In contrast Creative Fury is showing just one of Kentridge’s films: 9 Drawings for Projection. Compiled in 2005, this feature length film, composed of nine short animated films, is a social reflection of South Africa 1989 – 2003; spanning the transition from apartheid to democracy. Kentridge’s film begins with a single drawing that he then alters, adds to and adapts bit by bit. By photographing every change an accidental narrative appears. It is at once melancholy, graceful and open-ended which is also reflective of the labour intensive working process.
“The first animated films I made were done on the basis of trying to get away from a program in which I could see my life heading out ahead of me. So I decided I had to do something that couldn’t possibly fit into that context, that wasn’t going to be in a gallery – something for my own interest and pleasure.” (William Kentridge)
To understand the curatorial decision to place Kentridge’s work alongside Kovásznai’s it helps to explore the parallels of their lives. Kovásznai was primarily a painter, of both canvases and on the cinema screen. His unique working style also branched out into experimental animation films as he desired personal exploration outside of what was expected and known. In addition his participation and commentary on the political environment around him draws an obvious partnership with Kentridge’s work. A key example being Kovásznai’s works that reflect on the spring and summer of 1968, and the events in Paris and Prague. Paintings are shown from his short film Ca Ira: The song of the French revolution, with Marat, Saint-Just and their companions depicted as increasingly threatening figures looming on the horizon. This is a visual assault that seems very contemporary: reflective of our current political challenges and world conflicts.

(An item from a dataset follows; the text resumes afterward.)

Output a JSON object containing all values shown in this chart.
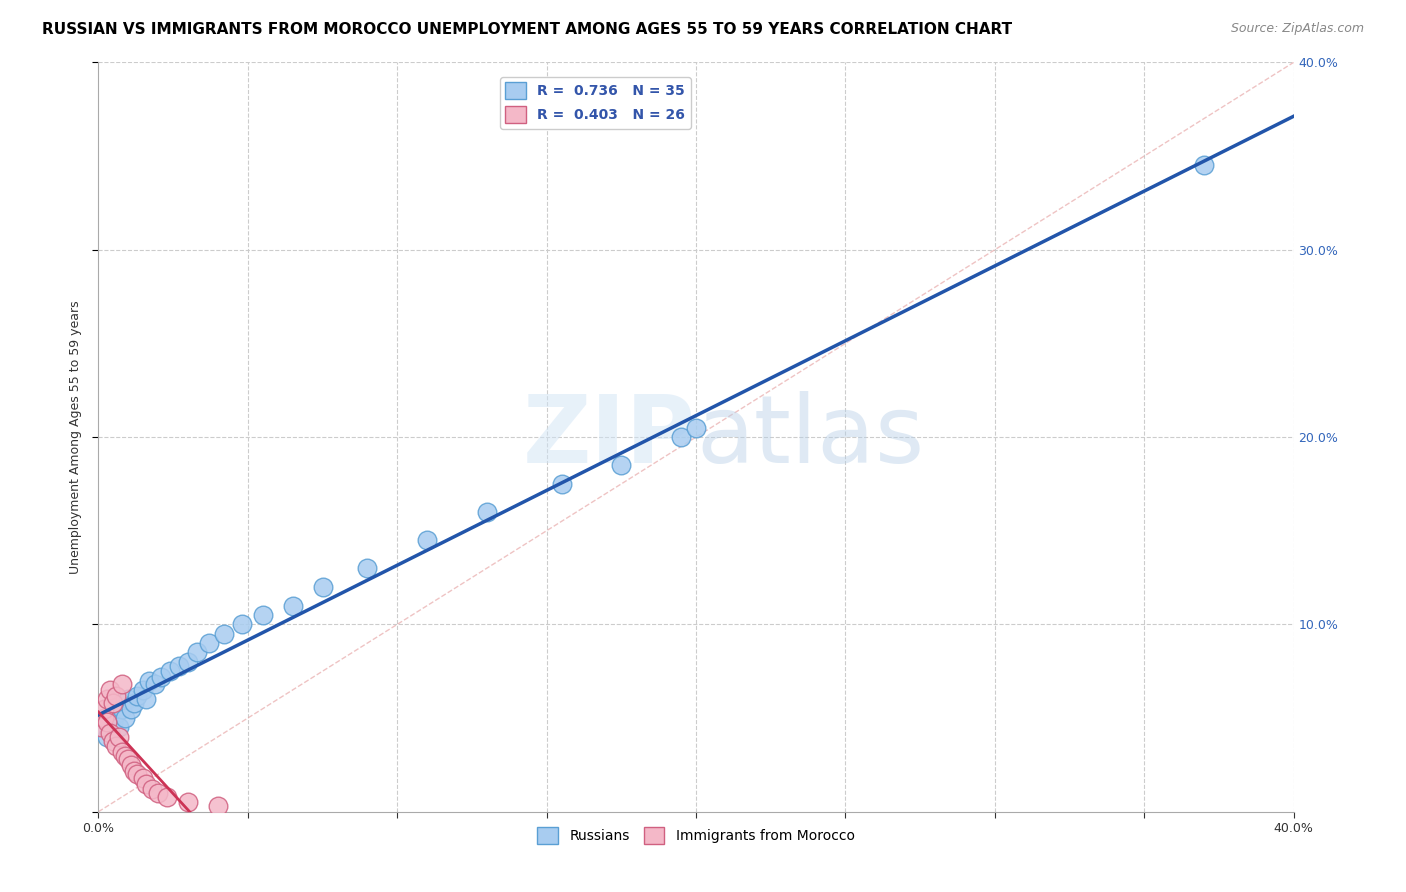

Kentridge himself is aware of the parallels:
“..what felt very familiar was kind of the impetus and the essentialness and the emergency of making. That is felt like an emergency. That work has to be made non-stop…. seeing his work, my immediate thought was ‘I want to be back in the studio making something’. There was kind of a collegial fury of creation which is the main thing that I got from him.”
Alongside Kentridge and Kovásznai’s work is a selection of works that all explore similar creative concerns and passions whilst celebrating the artist’s individual paths of interest. From Marcelle Hanselaar’s exploration of human nature in all its animosity and fragility to Yvonne Crossley’s work that relates to the human figure as a way of looking at the relationship between ‘the individual’ and ‘the rest’, both as something to celebrate and as a source of anxiety. These stand strongly alongside Kate McCrikards expressive pieces. She herself states that she “likes the 'honesty' of leaving the struggle of the working process visible.”
The films of Cally Shadbolt finish the group. These operate as animated sketches, a visible thought, and provide a place in which an object can revolve, repeat or change. A perfect complement to the artistic process of Kentridge. Creative Fury is being shown at the Clerkenwell Gallery, Clerkenwell Green, London, EC1R 0DP.